PAST AND PRESENT OF THE CITY OF SPRINGFIELD AND SANGAMON COUNTY ILLINOIS
By Joseph Wallace, M. A.
of the Springfield Bar
The S. J. Clarke Publishing Co., Chicago, IL
1904



Page 768

WILLIAM D. CHILTON. - William D. Chilton is spending the closing years of a long and useful career in honorable retirement from labor at his pleasant home on section 25, New Berlin, where he has a well-improved place of seventy-eight acres. He is a native of Illinois, born in St. Clair county, on Silver creek, March 15, 1819, and is a son of William D. Chilton Sr., whose birth occurred in Loudoun county, Virginia, in 1789. The Chiltons were from England and were among the early settlers of Virginia. There the father of our subject grew to manhood and was married in Tennessee to Miss Mary Kimbrough, a native of that state. By trade he was a carpenter and blacksmith, at which occupations he worked in early life. Coming to Illinois in 1819, he first located in St. Clair county, but the following year removed to Sangamon county, becoming one of the first settlers of Round Prairie, on the Sangamon river, where opened up a farm and also worked at his trade. Later in life, when his children were all grown, he removed to Nodaway county, Missouri, where he spent his last years, dying there in August, 1871, at the ripe old age of eighty-nine years. His wife had passed away some year previous in Green county, Wisconsin. Our subject is the only one of their six sons now living, the others being James, Duke, Martin, Augustus and Thomas, but he has a sister, Mrs. Sarah Trotter, a resident of Zion City, Lake county, Illinois.
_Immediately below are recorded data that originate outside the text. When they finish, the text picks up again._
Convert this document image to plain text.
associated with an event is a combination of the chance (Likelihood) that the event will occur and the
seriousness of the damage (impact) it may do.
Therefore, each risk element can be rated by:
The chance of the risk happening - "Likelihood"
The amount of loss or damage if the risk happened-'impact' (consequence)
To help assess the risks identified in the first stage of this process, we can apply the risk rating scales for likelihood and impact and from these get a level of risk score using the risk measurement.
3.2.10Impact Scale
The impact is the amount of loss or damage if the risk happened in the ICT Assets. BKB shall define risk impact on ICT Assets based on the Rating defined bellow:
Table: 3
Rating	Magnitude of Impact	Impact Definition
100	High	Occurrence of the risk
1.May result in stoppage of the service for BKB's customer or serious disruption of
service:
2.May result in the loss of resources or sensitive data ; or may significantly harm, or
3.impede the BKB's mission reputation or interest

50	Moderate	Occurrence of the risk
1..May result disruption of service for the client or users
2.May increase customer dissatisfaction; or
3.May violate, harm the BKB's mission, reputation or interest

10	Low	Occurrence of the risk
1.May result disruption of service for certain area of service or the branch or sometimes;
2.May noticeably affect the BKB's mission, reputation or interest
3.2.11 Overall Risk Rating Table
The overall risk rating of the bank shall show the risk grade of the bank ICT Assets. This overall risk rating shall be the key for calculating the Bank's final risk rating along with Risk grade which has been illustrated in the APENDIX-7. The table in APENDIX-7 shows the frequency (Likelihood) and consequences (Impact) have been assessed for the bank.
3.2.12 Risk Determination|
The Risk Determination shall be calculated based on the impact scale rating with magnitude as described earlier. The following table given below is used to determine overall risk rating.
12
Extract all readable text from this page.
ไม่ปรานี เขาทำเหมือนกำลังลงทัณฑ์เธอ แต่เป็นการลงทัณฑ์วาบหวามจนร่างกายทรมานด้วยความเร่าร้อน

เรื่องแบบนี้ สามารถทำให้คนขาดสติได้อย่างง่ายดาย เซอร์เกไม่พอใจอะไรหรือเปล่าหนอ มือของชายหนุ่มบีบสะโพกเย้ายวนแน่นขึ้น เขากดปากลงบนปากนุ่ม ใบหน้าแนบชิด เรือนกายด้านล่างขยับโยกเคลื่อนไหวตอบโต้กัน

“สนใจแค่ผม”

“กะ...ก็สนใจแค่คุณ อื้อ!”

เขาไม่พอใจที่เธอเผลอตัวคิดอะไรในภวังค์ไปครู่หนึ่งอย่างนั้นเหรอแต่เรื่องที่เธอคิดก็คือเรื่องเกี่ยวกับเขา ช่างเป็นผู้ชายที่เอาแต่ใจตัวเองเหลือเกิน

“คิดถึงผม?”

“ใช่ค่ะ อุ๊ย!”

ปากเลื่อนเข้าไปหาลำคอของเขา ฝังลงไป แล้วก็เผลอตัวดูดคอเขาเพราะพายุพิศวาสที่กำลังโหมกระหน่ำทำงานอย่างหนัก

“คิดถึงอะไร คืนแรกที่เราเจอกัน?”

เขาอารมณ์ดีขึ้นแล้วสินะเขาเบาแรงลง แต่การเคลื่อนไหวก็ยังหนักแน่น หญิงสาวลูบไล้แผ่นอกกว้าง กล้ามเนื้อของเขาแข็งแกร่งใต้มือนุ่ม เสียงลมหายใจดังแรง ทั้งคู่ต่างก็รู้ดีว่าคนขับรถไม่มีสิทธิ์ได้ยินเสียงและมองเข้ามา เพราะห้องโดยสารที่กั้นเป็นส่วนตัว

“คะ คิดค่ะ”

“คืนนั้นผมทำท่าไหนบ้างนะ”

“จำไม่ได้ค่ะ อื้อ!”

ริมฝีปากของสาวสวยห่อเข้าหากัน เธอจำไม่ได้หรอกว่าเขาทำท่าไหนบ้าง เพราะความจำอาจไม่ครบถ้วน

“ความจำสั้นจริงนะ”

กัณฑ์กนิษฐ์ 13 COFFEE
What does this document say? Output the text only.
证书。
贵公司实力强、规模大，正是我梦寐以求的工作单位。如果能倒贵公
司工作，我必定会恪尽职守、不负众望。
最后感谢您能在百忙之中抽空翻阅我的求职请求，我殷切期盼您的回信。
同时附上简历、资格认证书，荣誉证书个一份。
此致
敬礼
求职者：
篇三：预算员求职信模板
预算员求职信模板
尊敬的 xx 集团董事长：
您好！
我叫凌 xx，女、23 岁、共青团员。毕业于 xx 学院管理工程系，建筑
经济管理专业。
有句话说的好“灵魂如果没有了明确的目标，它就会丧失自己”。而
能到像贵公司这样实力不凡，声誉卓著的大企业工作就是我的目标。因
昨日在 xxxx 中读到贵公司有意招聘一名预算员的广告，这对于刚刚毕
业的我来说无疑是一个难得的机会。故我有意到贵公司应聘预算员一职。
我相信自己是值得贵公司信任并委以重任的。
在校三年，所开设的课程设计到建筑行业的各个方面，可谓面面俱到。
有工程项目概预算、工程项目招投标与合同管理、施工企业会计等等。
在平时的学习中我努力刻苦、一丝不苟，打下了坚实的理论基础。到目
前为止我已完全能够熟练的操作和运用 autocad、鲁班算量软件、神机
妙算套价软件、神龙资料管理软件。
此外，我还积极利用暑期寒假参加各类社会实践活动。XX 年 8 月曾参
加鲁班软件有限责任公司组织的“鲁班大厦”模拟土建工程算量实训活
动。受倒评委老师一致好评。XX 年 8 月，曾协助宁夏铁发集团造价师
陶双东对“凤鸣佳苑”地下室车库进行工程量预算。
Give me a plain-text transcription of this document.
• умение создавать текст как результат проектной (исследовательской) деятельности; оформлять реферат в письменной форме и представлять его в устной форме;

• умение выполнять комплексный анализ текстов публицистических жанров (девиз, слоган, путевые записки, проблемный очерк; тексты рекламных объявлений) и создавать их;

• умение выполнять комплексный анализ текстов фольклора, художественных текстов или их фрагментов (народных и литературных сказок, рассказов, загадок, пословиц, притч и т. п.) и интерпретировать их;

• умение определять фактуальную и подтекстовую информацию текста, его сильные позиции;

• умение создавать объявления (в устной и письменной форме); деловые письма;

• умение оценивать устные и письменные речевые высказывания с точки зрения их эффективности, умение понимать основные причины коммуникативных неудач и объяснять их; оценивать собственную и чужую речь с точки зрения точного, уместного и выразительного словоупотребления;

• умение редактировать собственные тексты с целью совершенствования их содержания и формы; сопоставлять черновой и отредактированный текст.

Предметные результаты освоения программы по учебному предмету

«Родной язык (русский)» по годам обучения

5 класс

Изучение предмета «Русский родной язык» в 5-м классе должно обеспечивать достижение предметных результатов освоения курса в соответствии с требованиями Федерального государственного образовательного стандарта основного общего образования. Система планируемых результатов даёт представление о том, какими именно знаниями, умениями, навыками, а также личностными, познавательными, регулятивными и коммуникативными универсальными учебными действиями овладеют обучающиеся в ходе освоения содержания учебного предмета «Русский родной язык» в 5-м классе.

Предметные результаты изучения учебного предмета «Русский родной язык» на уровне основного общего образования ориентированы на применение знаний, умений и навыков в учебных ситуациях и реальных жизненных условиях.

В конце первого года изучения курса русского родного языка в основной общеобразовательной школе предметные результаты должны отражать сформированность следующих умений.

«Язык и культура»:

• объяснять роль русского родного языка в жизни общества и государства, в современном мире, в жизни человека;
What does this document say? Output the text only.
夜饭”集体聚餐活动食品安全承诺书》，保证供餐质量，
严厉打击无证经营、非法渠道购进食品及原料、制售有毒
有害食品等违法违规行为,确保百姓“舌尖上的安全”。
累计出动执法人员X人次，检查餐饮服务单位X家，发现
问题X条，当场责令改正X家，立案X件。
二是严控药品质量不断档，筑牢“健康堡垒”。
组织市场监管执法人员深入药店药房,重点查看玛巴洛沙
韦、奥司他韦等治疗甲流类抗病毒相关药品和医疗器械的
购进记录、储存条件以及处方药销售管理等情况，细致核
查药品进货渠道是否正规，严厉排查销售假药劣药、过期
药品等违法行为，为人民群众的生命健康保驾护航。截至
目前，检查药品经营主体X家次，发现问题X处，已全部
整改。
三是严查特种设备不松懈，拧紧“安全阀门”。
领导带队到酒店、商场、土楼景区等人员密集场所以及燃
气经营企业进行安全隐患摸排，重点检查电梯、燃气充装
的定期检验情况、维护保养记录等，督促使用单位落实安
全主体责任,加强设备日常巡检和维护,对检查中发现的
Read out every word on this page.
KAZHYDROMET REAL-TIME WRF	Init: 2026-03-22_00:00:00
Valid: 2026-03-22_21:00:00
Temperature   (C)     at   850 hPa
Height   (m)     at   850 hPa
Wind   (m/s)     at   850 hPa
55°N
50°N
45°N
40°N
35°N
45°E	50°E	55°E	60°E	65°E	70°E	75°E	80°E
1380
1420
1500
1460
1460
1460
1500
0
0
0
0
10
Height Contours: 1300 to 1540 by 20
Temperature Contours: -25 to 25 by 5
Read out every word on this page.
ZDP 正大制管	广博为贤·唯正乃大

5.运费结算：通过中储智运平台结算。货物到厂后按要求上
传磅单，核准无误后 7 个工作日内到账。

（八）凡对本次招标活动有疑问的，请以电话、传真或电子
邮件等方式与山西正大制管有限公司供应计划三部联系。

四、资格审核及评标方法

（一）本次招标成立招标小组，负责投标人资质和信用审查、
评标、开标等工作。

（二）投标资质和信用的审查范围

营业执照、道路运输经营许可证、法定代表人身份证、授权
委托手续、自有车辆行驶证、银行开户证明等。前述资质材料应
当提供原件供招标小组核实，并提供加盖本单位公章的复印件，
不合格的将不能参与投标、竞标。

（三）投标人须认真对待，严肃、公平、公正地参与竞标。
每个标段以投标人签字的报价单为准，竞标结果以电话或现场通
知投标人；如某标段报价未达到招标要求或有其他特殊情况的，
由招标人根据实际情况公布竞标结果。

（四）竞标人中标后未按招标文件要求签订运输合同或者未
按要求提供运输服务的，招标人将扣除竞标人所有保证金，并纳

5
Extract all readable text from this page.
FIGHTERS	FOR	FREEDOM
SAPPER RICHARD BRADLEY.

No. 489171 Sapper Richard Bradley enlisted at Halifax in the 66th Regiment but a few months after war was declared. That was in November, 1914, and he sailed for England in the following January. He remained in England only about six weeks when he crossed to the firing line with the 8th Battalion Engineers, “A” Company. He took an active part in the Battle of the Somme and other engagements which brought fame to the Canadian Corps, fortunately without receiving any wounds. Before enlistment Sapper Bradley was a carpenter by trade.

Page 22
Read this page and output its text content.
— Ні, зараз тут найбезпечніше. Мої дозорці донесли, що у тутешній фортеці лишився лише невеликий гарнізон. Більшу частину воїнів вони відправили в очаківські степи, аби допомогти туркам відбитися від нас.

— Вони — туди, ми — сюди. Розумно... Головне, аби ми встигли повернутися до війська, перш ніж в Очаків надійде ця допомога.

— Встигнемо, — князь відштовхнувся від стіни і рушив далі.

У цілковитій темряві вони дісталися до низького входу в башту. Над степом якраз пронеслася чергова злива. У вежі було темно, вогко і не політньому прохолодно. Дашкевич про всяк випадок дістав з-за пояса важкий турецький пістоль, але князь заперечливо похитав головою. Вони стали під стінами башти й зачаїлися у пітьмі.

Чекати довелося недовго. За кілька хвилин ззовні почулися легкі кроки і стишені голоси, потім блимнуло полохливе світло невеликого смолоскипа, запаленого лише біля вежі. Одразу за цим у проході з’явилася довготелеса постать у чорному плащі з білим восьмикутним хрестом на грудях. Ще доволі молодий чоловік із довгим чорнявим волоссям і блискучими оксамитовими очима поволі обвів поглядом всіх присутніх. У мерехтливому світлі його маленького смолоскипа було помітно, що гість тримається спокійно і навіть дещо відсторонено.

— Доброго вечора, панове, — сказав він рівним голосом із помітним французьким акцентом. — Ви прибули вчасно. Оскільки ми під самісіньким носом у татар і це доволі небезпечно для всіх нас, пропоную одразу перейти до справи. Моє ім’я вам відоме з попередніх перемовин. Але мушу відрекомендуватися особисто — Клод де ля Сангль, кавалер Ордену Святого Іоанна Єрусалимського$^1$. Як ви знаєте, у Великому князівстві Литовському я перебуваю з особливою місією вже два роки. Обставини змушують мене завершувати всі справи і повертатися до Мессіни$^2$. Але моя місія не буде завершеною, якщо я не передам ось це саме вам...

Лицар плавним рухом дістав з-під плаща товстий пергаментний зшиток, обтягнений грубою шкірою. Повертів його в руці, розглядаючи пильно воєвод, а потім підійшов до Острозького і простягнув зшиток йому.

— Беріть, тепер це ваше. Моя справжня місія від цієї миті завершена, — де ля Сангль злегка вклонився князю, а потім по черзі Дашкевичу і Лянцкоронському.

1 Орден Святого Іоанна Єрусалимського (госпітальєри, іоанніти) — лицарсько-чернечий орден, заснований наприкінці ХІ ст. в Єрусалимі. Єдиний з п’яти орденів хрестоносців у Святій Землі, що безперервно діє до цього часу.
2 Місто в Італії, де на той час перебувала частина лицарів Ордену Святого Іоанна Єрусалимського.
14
Mr. Chilton, whose name introduces this sketch, passed his boyhood and youth in Sangamon county, Illinois, and Green county, Wisconsin, and after arriving at years of maturity returned to this county, where he was married in November, 1840, to Miss Lucinda Moore, who was born and reared in this state and died in 1854, leaving two sons and one daughter, namely: Thomas, who is married and follows farming in this county; James H., who is also married and operates his father's farm of one hundred and sixty acres in Cartwright township; and Malinda E., wife of James Coons, whose sketch appears on another page of this volume. In 1855 Mr. Chilton was again married, his second union being with Miss Marinda Hedges, a daughter of Josiah Hedges, now deceased, who came to this state from Kentucky during the girlhood of Mrs. Chilton, she being a native of that state. By this marriage one son was born, John C., who married Mary J. Dunlap, daughter of William T. Dunlap, of New Berlin township, on the 28th of march, 1878, and lives in New Berlin. They had five children: Margaret Hazel and Harriet Ethel, both deceased; Anna, wife of John G. Talbott, of Springfield; and Lillian Louise, at home.

After his first marriage Mr. Chilton located on forty acres of railroad land in Sangamon county, which he broke, fenced and improved, and in 1850 he bought an adjoining tract of one hundred and twenty acres at five dollars per acre. He purchased the eighty acres where he now resides in 1851 and ten years later built a good house thereon. He set out fruit and shade trees and has made many other valuable improvements to the place, so that he now has a fine farm supplied with all modern conveniences. For several years he has rented his land, while he lives a retired life, enjoying a well-earned rest, free from the cares and responsibilities of business.

Politically Mr. Chilton is a stanch Democrat, but has never cared for office. Almost his entire life has been spent in this county, and he has therefore, witnessed its wonderful growth and development from pioneer conditions. In this work he ever bore his part, aiding in the arduous task of transforming the wild land into good farms. he is also familiar with all of the hardships and trials of frontier life and is entitled to a prominent place on the roll of honored pioneers of Sangamon county.